Ce sont là des questions graves et difficiles, devant lesquelles on se sent bien petit. Pour m’aider à y voir plus clair, j’ai échangé avec Anik Larose, mère d’une petite Marie, trisomique de 18 ans qui lui a apporté beaucoup.

Anik travaille à l’AQIS, l’Association québécoise pour l’intégration sociale (aqis-iqdi.qc.ca­), qui œuvre à la promotion des intérêts et à la défense des droits des personnes présentant une déficience intellectuelle et de leurs familles. Elle a signé de très beaux textes sur sa Marie, des textes que vous trouverez facilement sur la Toile.

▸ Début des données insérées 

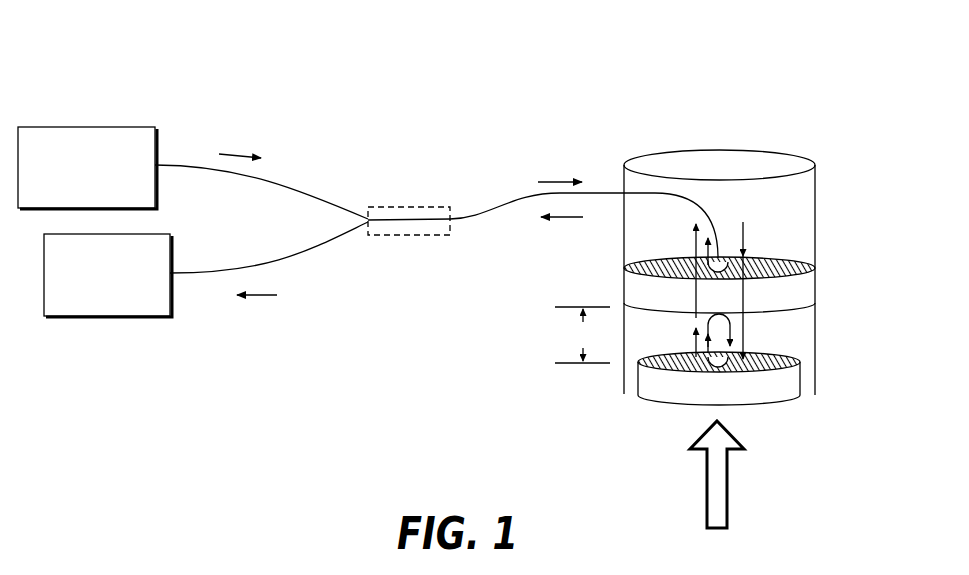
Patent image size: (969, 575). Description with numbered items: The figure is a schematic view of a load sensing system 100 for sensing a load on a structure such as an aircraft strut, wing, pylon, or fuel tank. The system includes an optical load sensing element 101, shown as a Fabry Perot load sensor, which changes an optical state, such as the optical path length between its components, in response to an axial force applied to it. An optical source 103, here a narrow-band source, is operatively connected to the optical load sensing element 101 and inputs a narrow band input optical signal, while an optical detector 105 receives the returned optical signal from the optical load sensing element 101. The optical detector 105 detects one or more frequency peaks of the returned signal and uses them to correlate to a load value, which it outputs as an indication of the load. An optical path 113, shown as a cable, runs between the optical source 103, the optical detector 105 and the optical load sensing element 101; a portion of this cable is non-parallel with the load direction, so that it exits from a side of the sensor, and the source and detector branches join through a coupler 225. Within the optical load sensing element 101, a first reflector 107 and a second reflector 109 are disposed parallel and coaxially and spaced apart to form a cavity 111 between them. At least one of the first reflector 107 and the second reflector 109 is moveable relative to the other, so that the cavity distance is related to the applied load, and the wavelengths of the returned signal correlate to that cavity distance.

The load sensing system 100 is at (194, 87).
The optical source 103 is at (82, 128).
The optical detector 105 is at (105, 300).
The coupler 225 is at (435, 228).
The optical path 113 is at (505, 202).
The optical load sensing element 101 is at (815, 178).
The first reflector 107 is at (803, 288).
The second reflector 109 is at (786, 380).
The cavity 111 is at (666, 336).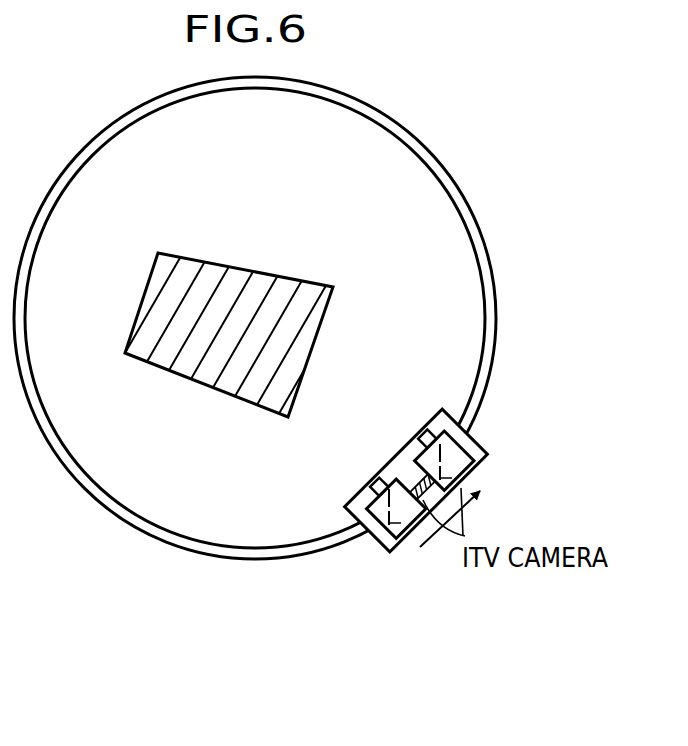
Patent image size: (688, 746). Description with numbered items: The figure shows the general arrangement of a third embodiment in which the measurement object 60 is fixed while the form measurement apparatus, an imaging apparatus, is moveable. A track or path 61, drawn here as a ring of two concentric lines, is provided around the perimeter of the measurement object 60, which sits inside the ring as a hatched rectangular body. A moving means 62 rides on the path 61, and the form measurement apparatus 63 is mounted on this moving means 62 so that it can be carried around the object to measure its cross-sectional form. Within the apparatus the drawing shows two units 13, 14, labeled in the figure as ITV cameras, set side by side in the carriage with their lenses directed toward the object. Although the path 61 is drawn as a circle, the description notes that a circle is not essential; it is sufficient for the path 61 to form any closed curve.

The measurement object 60 is at (290, 275).
The track or path 61 is at (468, 207).
The moving means 62 is at (490, 455).
The form measurement apparatus 63 is at (392, 555).
The first ITV camera 13 is at (368, 530).
The second ITV camera 14 is at (472, 450).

Mme Larose me dit: «Je ne suis pas en train de dire que toutes les familles du Québec devraient avoir un enfant trisomique parce que c’est merveilleux! Par contre, je porte un jugement sévère sur une société qui met en place des programmes publics de dépistage, mais qui n’offre comme solution que l’élimination. Pourquoi ne pas mettre de l’argent dans la recherche, afin de trouver des moyens de contrer l’effet du chromosome supplémentaire? Éliminer la personne vulnérable, moins performante, qui n’a pas de qualité de vie – mais qui sommes-nous pour en juger? –, je trouve cela inacceptable et je ne peux me taire en voyant ça.»

Qu’est-ce qu’un consentement libre et éclairé, si tout cela n’a pas été attentivement pris en compte?